Netflix (NASDAQ:NFLX) shares experienced unusual options activity on Wednesday. The stock price moved up to $552.98 following the option alert. Sentiment: BULLISH Option Type: TRADE Trade Type: PUT Expiration Date: 2021-07-30 Strike Price: $552.50 Volume: 246 Open Interest: 1 Three Ways Options Activity Is ‘Unusual'
Looks like they're selling before the news too. The day after my post, there was a bearish engulfing candle with even more volume. Looks like it was just filling the gap from last ER before selling into the next one. Bullish trade with Puts, so they sold the $552.50 puts? Yikes...but the buyer of those puts is smiling.
This is the big news, and of course the general population is missing the point. They don't need to try to make AAA Call of Duty-type games. More along the lines of Farmville; free to play with option of paying for amenities. Along the lines of Disney+ having "premium access" movies, Netflix is looking to add extra income on top of their base. Games that allow "in-app" purchases coming to Netflix is a possibility. Also not a bad idea, Netflix has always said they are competing with other companies for individuals' time. They are beyond the streaming wars, they are in the time/attention wars and this involves the whole interwebs.
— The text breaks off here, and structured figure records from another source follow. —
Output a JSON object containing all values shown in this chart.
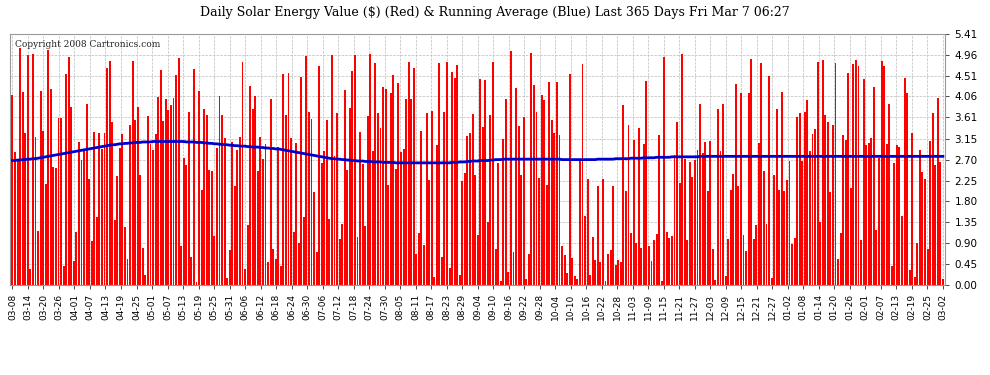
{
  "title": "Daily Solar Energy Value ($) (Red) & Running Average (Blue) Last 365 Days Fri Mar 7 06:27",
  "copyright": "Copyright 2008 Cartronics.com",
  "bar_color": "#ff0000",
  "avg_line_color": "#0000cc",
  "background_color": "#ffffff",
  "plot_bg_color": "#ffffff",
  "grid_color": "#bbbbbb",
  "ymax": 5.41,
  "yticks": [
    0.0,
    0.45,
    0.9,
    1.35,
    1.8,
    2.25,
    2.7,
    3.15,
    3.61,
    4.06,
    4.51,
    4.96,
    5.41
  ],
  "x_labels": [
    "03-08",
    "03-14",
    "03-20",
    "03-26",
    "04-01",
    "04-07",
    "04-13",
    "04-19",
    "04-25",
    "05-01",
    "05-07",
    "05-13",
    "05-19",
    "05-25",
    "05-31",
    "06-06",
    "06-12",
    "06-18",
    "06-24",
    "06-30",
    "07-06",
    "07-12",
    "07-18",
    "07-24",
    "07-30",
    "08-05",
    "08-11",
    "08-17",
    "08-23",
    "08-29",
    "09-04",
    "09-10",
    "09-16",
    "09-22",
    "09-28",
    "10-04",
    "10-10",
    "10-16",
    "10-22",
    "10-28",
    "11-03",
    "11-09",
    "11-15",
    "11-21",
    "11-27",
    "12-03",
    "12-09",
    "12-15",
    "12-21",
    "12-27",
    "01-02",
    "01-08",
    "01-14",
    "01-20",
    "01-26",
    "02-01",
    "02-07",
    "02-13",
    "02-19",
    "02-25",
    "03-02"
  ],
  "avg_line_values": [
    2.68,
    2.68,
    2.69,
    2.69,
    2.7,
    2.7,
    2.71,
    2.71,
    2.72,
    2.72,
    2.73,
    2.74,
    2.75,
    2.76,
    2.77,
    2.78,
    2.79,
    2.8,
    2.81,
    2.82,
    2.83,
    2.84,
    2.85,
    2.86,
    2.87,
    2.88,
    2.89,
    2.9,
    2.91,
    2.92,
    2.93,
    2.94,
    2.95,
    2.96,
    2.97,
    2.98,
    2.99,
    3.0,
    3.01,
    3.02,
    3.02,
    3.03,
    3.04,
    3.04,
    3.05,
    3.05,
    3.06,
    3.06,
    3.07,
    3.07,
    3.07,
    3.08,
    3.08,
    3.08,
    3.08,
    3.09,
    3.09,
    3.09,
    3.09,
    3.09,
    3.09,
    3.09,
    3.09,
    3.09,
    3.09,
    3.09,
    3.09,
    3.09,
    3.08,
    3.08,
    3.08,
    3.08,
    3.07,
    3.07,
    3.07,
    3.06,
    3.06,
    3.05,
    3.05,
    3.04,
    3.04,
    3.03,
    3.03,
    3.02,
    3.02,
    3.01,
    3.01,
    3.0,
    3.0,
    2.99,
    2.99,
    2.99,
    2.98,
    2.98,
    2.97,
    2.97,
    2.97,
    2.96,
    2.96,
    2.95,
    2.95,
    2.94,
    2.94,
    2.93,
    2.93,
    2.92,
    2.91,
    2.9,
    2.89,
    2.88,
    2.87,
    2.86,
    2.85,
    2.84,
    2.83,
    2.82,
    2.81,
    2.8,
    2.79,
    2.78,
    2.77,
    2.76,
    2.75,
    2.74,
    2.73,
    2.72,
    2.72,
    2.71,
    2.71,
    2.7,
    2.7,
    2.69,
    2.69,
    2.68,
    2.68,
    2.67,
    2.67,
    2.67,
    2.66,
    2.66,
    2.66,
    2.65,
    2.65,
    2.65,
    2.65,
    2.64,
    2.64,
    2.64,
    2.64,
    2.64,
    2.63,
    2.63,
    2.63,
    2.63,
    2.63,
    2.63,
    2.63,
    2.63,
    2.63,
    2.63,
    2.63,
    2.63,
    2.63,
    2.63,
    2.63,
    2.63,
    2.63,
    2.63,
    2.63,
    2.63,
    2.63,
    2.63,
    2.64,
    2.64,
    2.64,
    2.65,
    2.65,
    2.65,
    2.66,
    2.66,
    2.67,
    2.67,
    2.67,
    2.68,
    2.68,
    2.68,
    2.68,
    2.69,
    2.69,
    2.7,
    2.7,
    2.7,
    2.71,
    2.71,
    2.71,
    2.71,
    2.71,
    2.71,
    2.71,
    2.71,
    2.71,
    2.71,
    2.71,
    2.71,
    2.71,
    2.71,
    2.71,
    2.71,
    2.71,
    2.71,
    2.71,
    2.71,
    2.71,
    2.71,
    2.71,
    2.7,
    2.7,
    2.7,
    2.7,
    2.7,
    2.7,
    2.7,
    2.7,
    2.7,
    2.7,
    2.7,
    2.7,
    2.7,
    2.7,
    2.71,
    2.71,
    2.71,
    2.71,
    2.71,
    2.71,
    2.71,
    2.72,
    2.72,
    2.72,
    2.72,
    2.72,
    2.72,
    2.73,
    2.73,
    2.73,
    2.73,
    2.73,
    2.74,
    2.74,
    2.74,
    2.74,
    2.74,
    2.75,
    2.75,
    2.75,
    2.75,
    2.75,
    2.75,
    2.76,
    2.76,
    2.76,
    2.76,
    2.76,
    2.76,
    2.76,
    2.76,
    2.76,
    2.76,
    2.76,
    2.77,
    2.77,
    2.77,
    2.77,
    2.77,
    2.77,
    2.77,
    2.77,
    2.77,
    2.77,
    2.77,
    2.77,
    2.77,
    2.77,
    2.77,
    2.77,
    2.77,
    2.77,
    2.77,
    2.77,
    2.77,
    2.77,
    2.77,
    2.77,
    2.77,
    2.77,
    2.77,
    2.77,
    2.77,
    2.77,
    2.77,
    2.77,
    2.77,
    2.77,
    2.77,
    2.77,
    2.77,
    2.77,
    2.77,
    2.77,
    2.77,
    2.77,
    2.77,
    2.77,
    2.77,
    2.77,
    2.77,
    2.77,
    2.77,
    2.77,
    2.77,
    2.77,
    2.77,
    2.77,
    2.77,
    2.77,
    2.77,
    2.77,
    2.77,
    2.77,
    2.77,
    2.77,
    2.77,
    2.77,
    2.77,
    2.77,
    2.77,
    2.77,
    2.77,
    2.77,
    2.77,
    2.77,
    2.77,
    2.77,
    2.77,
    2.77,
    2.77,
    2.77,
    2.77,
    2.77,
    2.77,
    2.77,
    2.77,
    2.77,
    2.77,
    2.77,
    2.77,
    2.77,
    2.77,
    2.77,
    2.77,
    2.77,
    2.77,
    2.77,
    2.77,
    2.77
  ]
}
"Netflix shares crater 20% after company reports it lost subscribers for the first time in more than 10 years" - CNBC Well no shit... how about you drop your prices instead of increasing them every few months.
This has been a brutal beatdown. But I think NFLX will rebound to fill this gap, up to $320+. That's +40% from $225 currently.
Took a year, and in fact went down to $160-170. But one of the big gaps from 2022 has been filled. Through it all, NFLX has held this trend line in logarithmic scale. Looking forward, sounds like Reed Hastings is gone. Haven't heard much from the new CEO.
Netflix announced a new viewership metric, # of views. It's real simple, they take the old metric (# of hours) and divide by the length of the series. Which is better? Well that's the wrong question here... Imo the old metric was great, you want to get people spending a lot of hours on your service (reminder that Netflix is in competition with TikTok and video games, not just Disney+). Especially if you are going to be showing ads (more hours = more ads). Now the new metric, falls short in terms of figuring out how many ad views are being contributed by a show. More views != more ads. HOWEVER, what the new metric does, imo, is reveal that Netflix is going in a new direction. That is why it is not a question of which metric is better. I think we will see Netflix going away from every damn show getting 10 hours to tell a story, and every damn show stretching a 30-minute story into 10 hours. Now that Netflix has a new metric, I think they will start going with shorter series. No more, every mediocre show getting 10 1-hour shows for a season. I think we will start seeing new shows only getting 2 hours to tell a story, and show that they can bring in an audience. So I'm glad they've come up with this new metric, that doesn't give a damn about ads. Because too many mediocre shows were getting 10 hours to draw out boring stories.
It is on the 20-week moving average, just like the major indexes (SPY, QQQ, DIA, IWM). I think we see a bit lower too, just to get back to test the area (SPX~4328) when the VIX broke down in June.